Hi guys,
I’m scaling n8n horizontally with multiple workers/instances, and I’m starting to run into problems around shared workflow state and coordination.
Current setup is roughly:Load Balancer
↓
Multiple n8n Workers
↓
Shared Database/Queue
The issue is that some workflows depend on shared state or sequential processing, and things get tricky when executions land on different workers.
Problems I’m seeing:
• Duplicate processing during retries
• Race conditions between workers
• Inconsistent execution state
• Difficulty coordinating long-running workflows
Some workflows also depend on temporary state like:{
“job_id”: “123”,
“current_step”: 4,
“status”: “processing”
}
Right now I’m debating between:
• Centralized state storage (Redis/DB)
• Workflow-level locking
• Queue partitioning
• Event-driven/state-machine architecture
For teams running n8n at scale across multiple workers:
• How are you managing distributed workflow state safely?

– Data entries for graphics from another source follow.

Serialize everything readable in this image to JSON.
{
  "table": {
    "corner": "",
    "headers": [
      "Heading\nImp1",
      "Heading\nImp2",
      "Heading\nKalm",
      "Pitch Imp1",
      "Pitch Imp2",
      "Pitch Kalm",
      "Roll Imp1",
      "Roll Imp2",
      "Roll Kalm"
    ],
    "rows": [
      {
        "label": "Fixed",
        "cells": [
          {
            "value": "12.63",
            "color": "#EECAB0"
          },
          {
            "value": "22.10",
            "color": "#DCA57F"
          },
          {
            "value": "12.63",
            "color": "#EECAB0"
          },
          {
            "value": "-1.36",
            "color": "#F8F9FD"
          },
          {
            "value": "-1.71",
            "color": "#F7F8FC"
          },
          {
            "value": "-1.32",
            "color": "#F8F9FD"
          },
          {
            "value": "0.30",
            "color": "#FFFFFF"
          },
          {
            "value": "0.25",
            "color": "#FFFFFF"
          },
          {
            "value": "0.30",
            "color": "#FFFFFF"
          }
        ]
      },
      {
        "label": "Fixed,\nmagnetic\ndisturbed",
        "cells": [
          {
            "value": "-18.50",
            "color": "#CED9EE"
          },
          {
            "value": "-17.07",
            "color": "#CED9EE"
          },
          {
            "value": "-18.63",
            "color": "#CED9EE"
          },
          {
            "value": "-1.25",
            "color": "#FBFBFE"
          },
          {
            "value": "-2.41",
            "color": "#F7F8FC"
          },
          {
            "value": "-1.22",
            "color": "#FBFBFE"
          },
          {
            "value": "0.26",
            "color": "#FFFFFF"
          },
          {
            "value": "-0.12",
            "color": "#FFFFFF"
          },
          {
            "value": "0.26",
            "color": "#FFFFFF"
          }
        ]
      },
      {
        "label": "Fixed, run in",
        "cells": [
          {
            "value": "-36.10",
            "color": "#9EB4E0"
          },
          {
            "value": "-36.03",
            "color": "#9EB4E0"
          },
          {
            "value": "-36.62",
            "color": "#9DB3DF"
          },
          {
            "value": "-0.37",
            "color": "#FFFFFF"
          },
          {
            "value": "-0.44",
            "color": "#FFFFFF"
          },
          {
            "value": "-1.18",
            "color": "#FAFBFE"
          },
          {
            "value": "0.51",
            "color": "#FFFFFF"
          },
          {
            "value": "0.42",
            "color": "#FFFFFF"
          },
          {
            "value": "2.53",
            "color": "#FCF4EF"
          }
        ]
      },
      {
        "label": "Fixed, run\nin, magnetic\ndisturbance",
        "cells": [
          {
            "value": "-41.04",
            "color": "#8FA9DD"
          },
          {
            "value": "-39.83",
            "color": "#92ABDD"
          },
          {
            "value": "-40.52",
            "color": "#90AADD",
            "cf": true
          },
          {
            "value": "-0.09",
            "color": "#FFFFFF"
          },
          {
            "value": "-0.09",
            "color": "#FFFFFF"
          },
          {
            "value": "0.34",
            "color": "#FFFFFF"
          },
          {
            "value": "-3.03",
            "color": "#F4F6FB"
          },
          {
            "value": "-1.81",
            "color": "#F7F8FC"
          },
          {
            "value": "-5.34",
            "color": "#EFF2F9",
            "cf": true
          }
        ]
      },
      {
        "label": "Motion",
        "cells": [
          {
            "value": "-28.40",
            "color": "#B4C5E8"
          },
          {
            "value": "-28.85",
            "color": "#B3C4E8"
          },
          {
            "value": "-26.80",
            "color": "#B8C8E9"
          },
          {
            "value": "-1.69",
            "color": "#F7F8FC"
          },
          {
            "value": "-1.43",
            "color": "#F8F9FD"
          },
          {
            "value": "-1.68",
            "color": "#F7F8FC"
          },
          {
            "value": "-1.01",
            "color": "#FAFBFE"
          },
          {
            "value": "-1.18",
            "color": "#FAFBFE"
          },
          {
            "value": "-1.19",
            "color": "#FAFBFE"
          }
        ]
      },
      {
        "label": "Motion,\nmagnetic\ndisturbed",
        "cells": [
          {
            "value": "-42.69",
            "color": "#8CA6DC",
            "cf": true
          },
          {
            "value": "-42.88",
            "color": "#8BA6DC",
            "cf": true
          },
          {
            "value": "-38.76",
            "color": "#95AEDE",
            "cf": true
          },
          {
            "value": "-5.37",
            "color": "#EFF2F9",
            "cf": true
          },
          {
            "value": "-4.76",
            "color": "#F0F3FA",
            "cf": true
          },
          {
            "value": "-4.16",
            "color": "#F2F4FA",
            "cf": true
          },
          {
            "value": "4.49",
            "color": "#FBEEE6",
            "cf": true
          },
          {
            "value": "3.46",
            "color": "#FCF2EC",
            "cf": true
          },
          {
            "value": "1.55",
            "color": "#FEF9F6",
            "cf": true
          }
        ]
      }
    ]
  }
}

• Are you relying mostly on DB transactions/locks, Redis, queues, or something else?
• Any patterns that helped avoid race conditions and duplicate processing?
Describe the problem/error/question
What is the error message (if any)?
Please share your workflow
(Select the nodes on your canvas and use the keyboard shortcuts CMD+C/CTRL+C and CMD+V/CTRL+V to copy and paste the workflow.)
Hey there @Selena_Gloria Once you scale to multiple n8n workers, the biggest rule is:Do not rely on in-memory workflow state because executions can move between workers at any time.
Common production approach is to Use a central shared state store like:
• Redis
• PostgreSQL
• Queue system
to track things like:{
“job_id”: “123”,
“status”: “processing”,
“current_step”: 4
}
What usually works best
Store workflow state centrally
Use DB locks or unique constraints for deduplication
Use queues for sequential/rate-limited processing
Keep workers as stateless as possible
For long-running workflows
Many teams break them into:
Smaller event-driven stages
Separate queue jobs per step
Describe your architecture and ENVs.
n8n in queue mode already stores the state centrally in Redis and performs executions locking on the fly. Unless you have messed with the worker timeouts.
About the temporary state - move it to the n8n Data Table
That actually helps clarify a lot, thanks. I am using queue mode, so I may need to review whether I accidentally changed worker timeout/visibility settings during scaling.
Good point about the temporary state too I was debating between Redis and DB storage, but moving execution-related state into the n8n Data Table sounds much cleaner for consistency across workers.
This is really helpful, thanks. I think my main mistake was still treating some workflow state as “local” to the worker instead of assuming executions can move between instances at any time. The point about keeping workers stateless and storing execution state centrally makes a lot of sense, especially for retries and long-running workflows. I’m also starting to think breaking some of the larger flows into smaller queue-driven stages might simplify a lot of the coordination issues I’m seeing.